Bioinformatics analysis
The clinical information and transcriptomic data of BLCA patients were retrieved from The Cancer Genome Atlas (TCGA) database. The expression levels of FSCN1 and TLN1 mRNA in BLCA patients, and the associated survival data were downloaded from the GEPIA database. The GSE130001 single cell transcriptomic dataset of BLCA was downloaded from the Gene Expression Omnibus (GEO) database. The AverageExpression function was used to calculate the average expression values in the different cell subsets, and the corresponding pathway scores for each cell subset were calculated and grouped using the GSVA package. The data was visualized with pheatmap. ClusterProfiler R package was used for data analysis.
Rip-sequencing
The FSCN1-bound RNAs were isolated from the immuno-precipitate of anti-FSCN1 antibody using TRIzol (Invitrogen). Complementary DNA (cDNA) libraries were prepared using the KAPA RNA Hyper Prep Kit (KAPA, KK8541) according to the manufacturer’s instructions. High-throughput sequencing of the cDNA libraries was performed on the Illumina X10 platform for 150 bp paired-end Sequencing.

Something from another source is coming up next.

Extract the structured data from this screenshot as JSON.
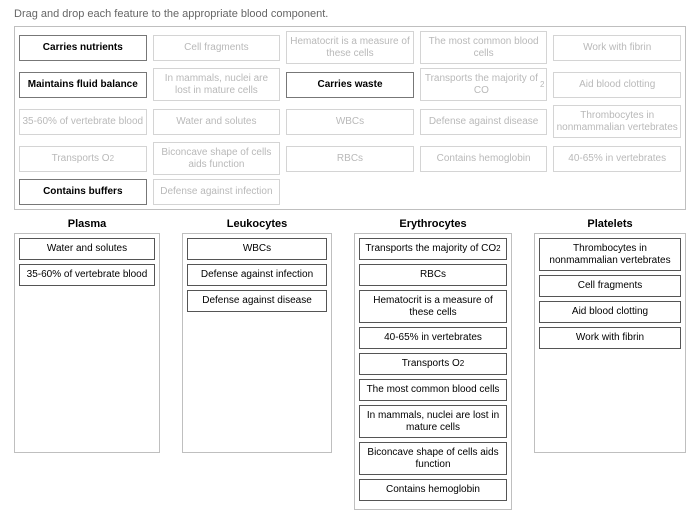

Collection Of Tissue Specimens
Paired tumor and para-tumor tissue specimens were obtained from 16 patients with muscle-invasive bladder cancer and 4 patients with non-muscle-invasive bladder cancer at the Institute of Urology, The First Affiliated Hospital of China Medical University.
Cell Culture
The T24, UM-UC-3 and H293T cell lines were purchased from Chinese Academy of Sciences Type Culture Collection Cell Bank (Shanghai, China). The H293T and UM-UC-3 cells were grown in high-glucose DMEM (Hyclone, GE Healthcare) supplemented with 10% fetal bovine serum (FBS; Biological Industries, Beit-HaEmek, Israel), and the T24 cells were cultured in RPMI medium (Hyclone, GE Healthcare). All cells were cultured at 37°C under 5% CO₂.
Transfection
The siRNAs specific for FSCN1, TLN1, METTL14 and METTL3 were from JTS-BIO Co. (China). Plasmids expressing FCSN1 shRNA and TLN1 sh-RNA and the negative controls were purchased from GeneChem (Shanghai, China). Lentiviruses expressing METTL3 shRNA and overexpressing FSCN1 were also purchased from GeneChem (Shanghai, China). The cells were transfected with the different constructs using Lipofectamine 3000 (Invitrogen, Carlsbad, CA, USA). The sequences of the siRNAs are shown in Supplementary Table S1.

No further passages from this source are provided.